DIMM Upgrade and Replacement#

Caution

Static Sensitive Devices: Be sure to observe best practices for electrostatic discharge (ESD) protection. Ensure that personnel and equipment are connected to a common ground, such as wearing a wrist strap connected to the chassis ground and placing components on static-free work surfaces.

DIMM Upgrade Procedure#

To upgrade DIMMs,

  1. Contact NVIDIA to obtain the complete upgrade kit.

  2. Replace all DIMMs following the instructions in the DIMM Replacement section.

DIMM Replacement Overview#

This is a high-level overview of the procedure to replace a dual inline memory module (DIMM) on the NVIDIA DGX™ B200 system.

  1. Use the nvsm health command to identify the failed DIMM.

  2. Get a replacement DIMM from NVIDIA Enterprise Support.

  3. Shut down the system.

  4. Label all motherboard tray cables and unplug them.

  5. Remove the motherboard tray and place it on a solid flat surface.

  6. Remove the motherboard tray lid.

  7. Use the reference diagram on the lid of the motherboard tray to identify the failed DIMM.

  8. Replace the failed DIMM with the new one.

  9. Close the lid on the motherboard tray.

  10. Insert the motherboard tray into the system.

  11. Plug in all cables using the labels as a reference.

  12. Power on the system.

  13. Verify that all DIMMs are now healthy with the nvsm health command.

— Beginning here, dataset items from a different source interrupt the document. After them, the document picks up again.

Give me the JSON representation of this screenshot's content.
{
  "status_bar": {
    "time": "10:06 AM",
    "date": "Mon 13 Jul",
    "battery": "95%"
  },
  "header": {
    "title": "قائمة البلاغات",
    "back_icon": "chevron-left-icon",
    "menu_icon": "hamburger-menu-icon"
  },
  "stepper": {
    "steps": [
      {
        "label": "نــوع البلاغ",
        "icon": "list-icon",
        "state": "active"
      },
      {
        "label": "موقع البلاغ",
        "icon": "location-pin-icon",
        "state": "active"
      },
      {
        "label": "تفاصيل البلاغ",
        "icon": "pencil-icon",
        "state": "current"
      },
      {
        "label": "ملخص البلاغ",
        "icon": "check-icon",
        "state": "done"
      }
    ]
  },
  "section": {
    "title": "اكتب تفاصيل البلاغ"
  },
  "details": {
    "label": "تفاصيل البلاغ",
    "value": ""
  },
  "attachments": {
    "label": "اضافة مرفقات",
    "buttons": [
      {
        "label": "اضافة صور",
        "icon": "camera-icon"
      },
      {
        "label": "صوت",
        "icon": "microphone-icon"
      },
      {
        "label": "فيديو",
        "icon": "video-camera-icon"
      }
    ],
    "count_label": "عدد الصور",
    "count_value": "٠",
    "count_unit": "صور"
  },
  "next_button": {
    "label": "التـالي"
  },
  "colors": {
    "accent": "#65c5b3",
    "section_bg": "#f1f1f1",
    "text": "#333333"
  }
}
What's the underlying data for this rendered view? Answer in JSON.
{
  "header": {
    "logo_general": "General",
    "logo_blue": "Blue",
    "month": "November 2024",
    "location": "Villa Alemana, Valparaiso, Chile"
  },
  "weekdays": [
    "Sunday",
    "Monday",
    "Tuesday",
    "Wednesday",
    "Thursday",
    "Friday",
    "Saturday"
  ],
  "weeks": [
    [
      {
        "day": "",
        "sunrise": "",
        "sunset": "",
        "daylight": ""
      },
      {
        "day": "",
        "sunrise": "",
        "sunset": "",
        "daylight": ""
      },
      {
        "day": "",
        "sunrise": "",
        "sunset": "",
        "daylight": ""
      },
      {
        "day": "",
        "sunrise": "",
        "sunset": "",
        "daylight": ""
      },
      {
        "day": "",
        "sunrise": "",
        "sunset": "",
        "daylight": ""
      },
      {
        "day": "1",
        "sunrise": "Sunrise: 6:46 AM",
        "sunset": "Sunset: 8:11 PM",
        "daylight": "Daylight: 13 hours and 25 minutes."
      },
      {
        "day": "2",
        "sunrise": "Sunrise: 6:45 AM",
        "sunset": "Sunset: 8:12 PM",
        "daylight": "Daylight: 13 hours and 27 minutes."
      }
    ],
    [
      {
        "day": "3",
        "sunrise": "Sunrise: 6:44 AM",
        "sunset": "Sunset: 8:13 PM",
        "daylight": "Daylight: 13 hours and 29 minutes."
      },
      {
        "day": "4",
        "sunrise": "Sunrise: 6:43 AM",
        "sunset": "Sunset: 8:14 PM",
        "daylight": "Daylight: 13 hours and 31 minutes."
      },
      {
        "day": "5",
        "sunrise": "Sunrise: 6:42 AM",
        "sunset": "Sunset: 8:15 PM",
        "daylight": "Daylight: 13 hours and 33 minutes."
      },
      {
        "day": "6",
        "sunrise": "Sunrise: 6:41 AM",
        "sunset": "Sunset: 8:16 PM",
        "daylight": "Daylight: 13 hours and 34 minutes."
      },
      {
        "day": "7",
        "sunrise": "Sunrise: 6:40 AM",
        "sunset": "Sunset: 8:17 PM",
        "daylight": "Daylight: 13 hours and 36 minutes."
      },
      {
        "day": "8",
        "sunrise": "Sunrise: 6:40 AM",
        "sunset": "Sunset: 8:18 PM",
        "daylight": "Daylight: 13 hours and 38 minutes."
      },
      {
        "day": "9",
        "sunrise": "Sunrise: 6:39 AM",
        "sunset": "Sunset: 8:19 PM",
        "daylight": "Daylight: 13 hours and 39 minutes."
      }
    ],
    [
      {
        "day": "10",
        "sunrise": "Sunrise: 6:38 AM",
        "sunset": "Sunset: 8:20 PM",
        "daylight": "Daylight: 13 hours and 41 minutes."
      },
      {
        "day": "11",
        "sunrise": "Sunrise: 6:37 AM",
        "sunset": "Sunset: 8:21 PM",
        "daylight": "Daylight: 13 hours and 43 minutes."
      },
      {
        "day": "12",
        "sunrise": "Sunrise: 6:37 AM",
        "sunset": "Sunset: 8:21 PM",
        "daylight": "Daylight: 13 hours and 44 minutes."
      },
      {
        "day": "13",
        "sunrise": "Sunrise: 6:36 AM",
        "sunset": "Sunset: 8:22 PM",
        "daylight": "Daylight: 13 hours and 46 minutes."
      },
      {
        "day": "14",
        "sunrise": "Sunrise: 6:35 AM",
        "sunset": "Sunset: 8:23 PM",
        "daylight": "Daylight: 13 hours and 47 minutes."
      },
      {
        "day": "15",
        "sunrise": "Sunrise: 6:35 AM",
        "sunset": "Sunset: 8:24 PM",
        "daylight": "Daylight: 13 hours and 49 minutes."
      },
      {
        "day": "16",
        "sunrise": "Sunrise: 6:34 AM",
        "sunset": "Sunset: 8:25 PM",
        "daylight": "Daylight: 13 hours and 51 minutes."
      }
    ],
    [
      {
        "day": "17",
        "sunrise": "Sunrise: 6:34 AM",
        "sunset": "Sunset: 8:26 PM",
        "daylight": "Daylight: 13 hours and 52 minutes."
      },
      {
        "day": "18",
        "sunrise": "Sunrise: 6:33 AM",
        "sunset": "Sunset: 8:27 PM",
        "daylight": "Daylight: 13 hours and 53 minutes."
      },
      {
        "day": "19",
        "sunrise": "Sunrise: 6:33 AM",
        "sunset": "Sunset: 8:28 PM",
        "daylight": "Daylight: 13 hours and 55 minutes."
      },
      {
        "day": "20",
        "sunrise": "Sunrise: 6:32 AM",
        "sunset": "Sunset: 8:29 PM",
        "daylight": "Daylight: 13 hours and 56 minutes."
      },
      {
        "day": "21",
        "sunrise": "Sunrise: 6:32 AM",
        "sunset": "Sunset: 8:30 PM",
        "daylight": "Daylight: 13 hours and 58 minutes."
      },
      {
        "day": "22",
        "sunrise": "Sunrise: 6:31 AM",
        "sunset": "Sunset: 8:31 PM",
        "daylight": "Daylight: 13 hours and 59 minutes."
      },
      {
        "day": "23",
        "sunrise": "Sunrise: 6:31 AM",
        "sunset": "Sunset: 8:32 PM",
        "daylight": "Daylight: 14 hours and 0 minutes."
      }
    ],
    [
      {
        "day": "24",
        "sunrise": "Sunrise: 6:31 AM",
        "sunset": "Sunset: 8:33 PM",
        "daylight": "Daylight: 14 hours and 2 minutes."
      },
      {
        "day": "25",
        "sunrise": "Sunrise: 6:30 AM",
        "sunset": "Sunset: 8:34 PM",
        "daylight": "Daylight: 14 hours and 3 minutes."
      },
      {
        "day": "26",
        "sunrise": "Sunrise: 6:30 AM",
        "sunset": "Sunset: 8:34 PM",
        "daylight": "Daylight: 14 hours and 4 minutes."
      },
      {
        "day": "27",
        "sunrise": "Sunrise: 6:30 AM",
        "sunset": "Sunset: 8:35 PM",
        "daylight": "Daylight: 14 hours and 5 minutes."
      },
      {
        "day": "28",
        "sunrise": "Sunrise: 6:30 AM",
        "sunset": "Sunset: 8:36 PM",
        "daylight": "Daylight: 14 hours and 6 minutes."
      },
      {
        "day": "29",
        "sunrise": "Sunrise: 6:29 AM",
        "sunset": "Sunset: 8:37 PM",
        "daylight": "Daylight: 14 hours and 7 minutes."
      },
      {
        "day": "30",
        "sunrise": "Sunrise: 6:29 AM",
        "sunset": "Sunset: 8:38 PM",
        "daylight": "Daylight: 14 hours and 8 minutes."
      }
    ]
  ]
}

  14. Send the failed unit to NVIDIA Enterprise Support using the packaging provided.

Note

You should observe the following DIMM population guidelines:

  • Each memory channel (A, B, C, D, E, F, G, H) should be populated with identical DIMMs for optimal performance in a dual-memory configuration. For example, DIMMs in slots CPU1_B0 and CPU1_B1 within channel B should have the same part number.

  • Different memory channels can be populated with DIMMs of different part numbers. For example, DIMMs in slots CPU1_A0 and CPU1_A1 should have the same part number, while DIMMs in slots CPU1_B0 and CPU1_B1 should have the same part number. However, the DIMM manufacturer in channel A can differ from the DIMM manufacturer in channel B.

Identifying the Failed DIMM#

  1. From the console, run the following nvsm command to identify the failed DIMM:

    sudo nvsm show health
    
  2. Determine the DIMM manufacturer.

    sudo nvsm show memory
    
  3. Request a replacement DIMM from NVIDIA Enterprise Support, specifying the manufacturer.

Replacing the DIMM#

  1. Power off the system.

  2. Remove the motherboard tray. Refer to Motherboard Tray - Removal and Installation for more information.

  3. Pull the motherboard out of the system and place it on a solid, flat surface.

    Remove the lid and air baffles to expose the DIMMs.

  4. Identify the failed DIMM on the motherboard.

    Use the label on the lid to identify the position of the DIMM to be replaced. The names of the DIMMs also include the CPU numbering for easier identification.

    _images/dgx-b200-motherboard.png
  5. To remove the failed DIMM, press down on the ejection levers to eject the DIMM out of the socket.

    _images/dimm-socket-levels.png
  6. To insert the new DIMM, position it in the socket and press down until the levers close and the DIMM clicks into place.

    _images/dimm-socket-open.png _images/dimm-location.png

Finalize the DIMM Replacement#

  1. Install the air baffles, close the motherboard, and install the tray in the chassis. For more information, refer to Motherboard Tray - Removal and Installation.

  2. Plug in all cables.

  3. Install all power cords.

  4. Power on system.

  5. Log in and use the nvsm command to confirm the system is healthy:

    sudo nvsm show health
    
  6. Send the failed DIMM to NVIDIA Enterprise Support.